Auto-scheduler/autoTVM

I read some documentation about Auto-scheduler/autoTVM, if I want to tune the model and compile it to android phone, is it only through RPC? But if the RPC method is used, is this tuning only for my phone, and if other phones need to be re-tuned?

tune_option = auto_scheduler.TuningOptions(
        num_measure_trials=200,  # change this to 20000 to achieve the best performance
        builder=auto_scheduler.LocalBuilder(build_func="ndk" if use_ndk else "default"),
        runner=auto_scheduler.RPCRunner(
            device_key,
            host=rpc_host,
            port=rpc_port,
            timeout=30,
            repeat=1,
            min_repeat_ms=200,
            enable_cpu_cache_flush=True,
        ),
        measure_callbacks=[auto_scheduler.RecordToFile(log_file)],
    )

Does the above TuningOptions have to specify runner=auto_scheduler.RPCRunner? Can’t debug arm/android devices if I don’t specify this? thanks!
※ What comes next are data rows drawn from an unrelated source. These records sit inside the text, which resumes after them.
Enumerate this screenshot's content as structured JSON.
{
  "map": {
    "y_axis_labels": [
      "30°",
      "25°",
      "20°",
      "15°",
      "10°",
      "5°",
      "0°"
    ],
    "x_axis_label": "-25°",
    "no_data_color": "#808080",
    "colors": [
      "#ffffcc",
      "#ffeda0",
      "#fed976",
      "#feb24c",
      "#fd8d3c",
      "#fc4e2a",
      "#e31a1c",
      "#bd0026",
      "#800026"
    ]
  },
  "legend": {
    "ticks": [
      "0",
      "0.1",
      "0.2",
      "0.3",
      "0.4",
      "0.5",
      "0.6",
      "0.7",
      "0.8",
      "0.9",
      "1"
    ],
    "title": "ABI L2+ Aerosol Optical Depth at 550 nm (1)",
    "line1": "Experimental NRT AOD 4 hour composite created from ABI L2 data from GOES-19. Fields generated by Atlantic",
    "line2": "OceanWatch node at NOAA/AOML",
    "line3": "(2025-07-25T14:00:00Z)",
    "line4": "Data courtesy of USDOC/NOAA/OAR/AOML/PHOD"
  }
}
The tuning always happens on the certain device. If you can compile of the model on the same device where tuning should happen, there is no needs in RPC. (Another question if compilation and tuning happens on cpu, this will affect the reliability of the tuning, but it is another question.)
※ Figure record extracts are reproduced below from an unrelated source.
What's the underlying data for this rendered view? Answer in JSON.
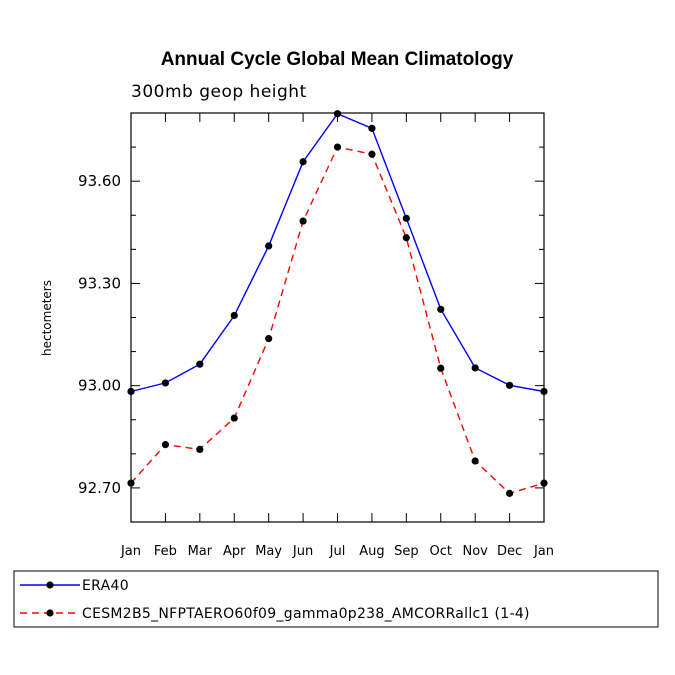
{
  "chart_data": {
    "type": "line",
    "title": "Annual Cycle Global Mean Climatology",
    "subtitle": "300mb geop height",
    "xlabel": "",
    "ylabel": "hectometers",
    "categories": [
      "Jan",
      "Feb",
      "Mar",
      "Apr",
      "May",
      "Jun",
      "Jul",
      "Aug",
      "Sep",
      "Oct",
      "Nov",
      "Dec",
      "Jan"
    ],
    "ylim": [
      92.6,
      93.8
    ],
    "yticks": [
      92.7,
      93.0,
      93.3,
      93.6
    ],
    "ytick_labels": [
      "92.70",
      "93.00",
      "93.30",
      "93.60"
    ],
    "series": [
      {
        "name": "ERA40",
        "color": "#0000ff",
        "style": "solid",
        "values": [
          92.983,
          93.008,
          93.063,
          93.206,
          93.41,
          93.657,
          93.798,
          93.755,
          93.491,
          93.224,
          93.052,
          93.001,
          92.983
        ]
      },
      {
        "name": "CESM2B5_NFPTAERO60f09_gamma0p238_AMCORRallc1 (1-4)",
        "color": "#ff0000",
        "style": "dashed",
        "values": [
          92.714,
          92.827,
          92.813,
          92.905,
          93.138,
          93.483,
          93.7,
          93.679,
          93.434,
          93.051,
          92.779,
          92.684,
          92.714
        ]
      }
    ],
    "legend_position": "bottom"
  }
}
In case of Android, it is the only way -

  • start tracker on the host
  • start tvm_rpc through the adb shell or android_rpc on the phone and conenct to the tracker
  • start tuning on the host pointing tracker and alias of the phone in the tracker

As for the second question - it is very correct question. Right now TVM provides rather IoT approach when you need to tune under each device independently and only this will guaranty best performance. There is a hope but no guarantee that been tuned on one model of the device the configuration can work well on another, but you need to verify the performance and consider if results are acceptable or not.

For example, if you tune something on x86 processor, this can be safely reused on another x86 processor with same ISA and you get best performance on another model. As for ARM or GPU - it is open question.
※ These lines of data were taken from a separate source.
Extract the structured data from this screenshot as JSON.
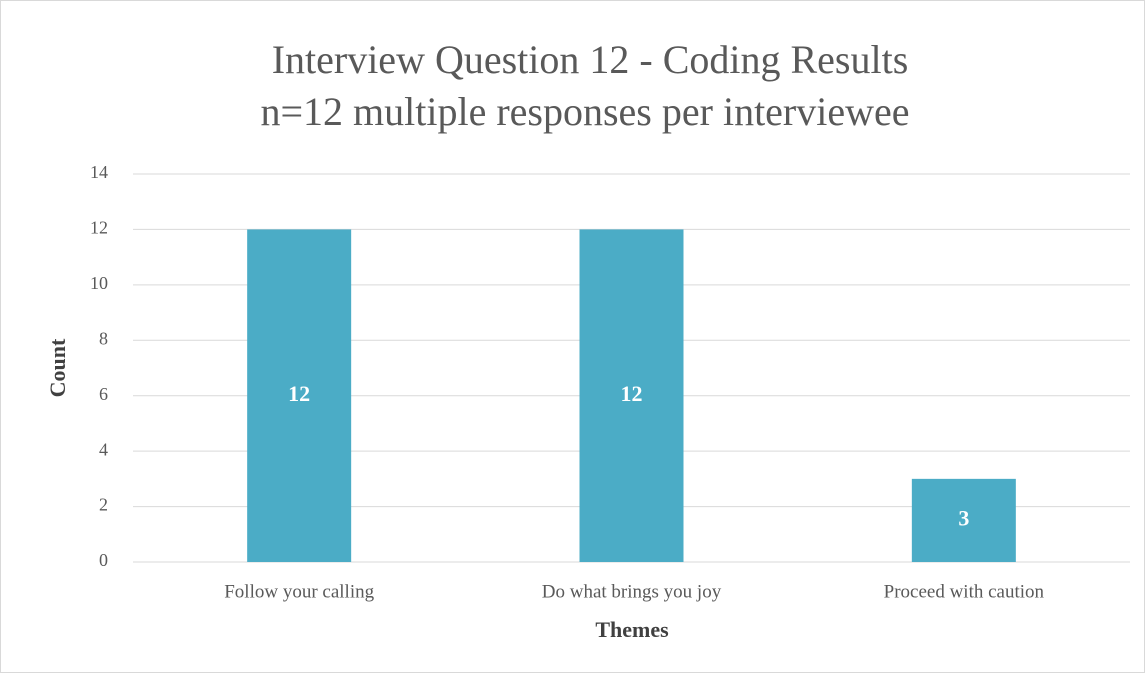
{
  "chart_data": {
    "type": "bar",
    "title": "Interview Question 12 - Coding Results",
    "subtitle": "n=12 multiple responses per interviewee",
    "xlabel": "Themes",
    "ylabel": "Count",
    "categories": [
      "Follow your calling",
      "Do what brings you joy",
      "Proceed with caution"
    ],
    "values": [
      12,
      12,
      3
    ],
    "color": "#4bacc6",
    "ylim": [
      0,
      14
    ],
    "yticks": [
      0,
      2,
      4,
      6,
      8,
      10,
      12,
      14
    ],
    "grid": true
  }
}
Thank you very much for your detailed answer, this question has been bugging me forever. Because I provided the sdk for others to use, I am not sure which phone the program is running on.

I can use target = "llvm -device=arm_cpu -model=android -mtriple=arm64-linux-android -mattr=+neon", on my phone to achieve the best results through Auto-scheduler, but it is difficult on other phones Guaranteed, it’s also impossible for me to debug all phones.

For example, the MTK arm64 mobile phone I use is tested with arm_cpu_imagenet_bench.py. It is best to choose p20pro as the model. There is a difference of more than 20% between the models of other mobile phones. In fact, this is a big influence. Thanks!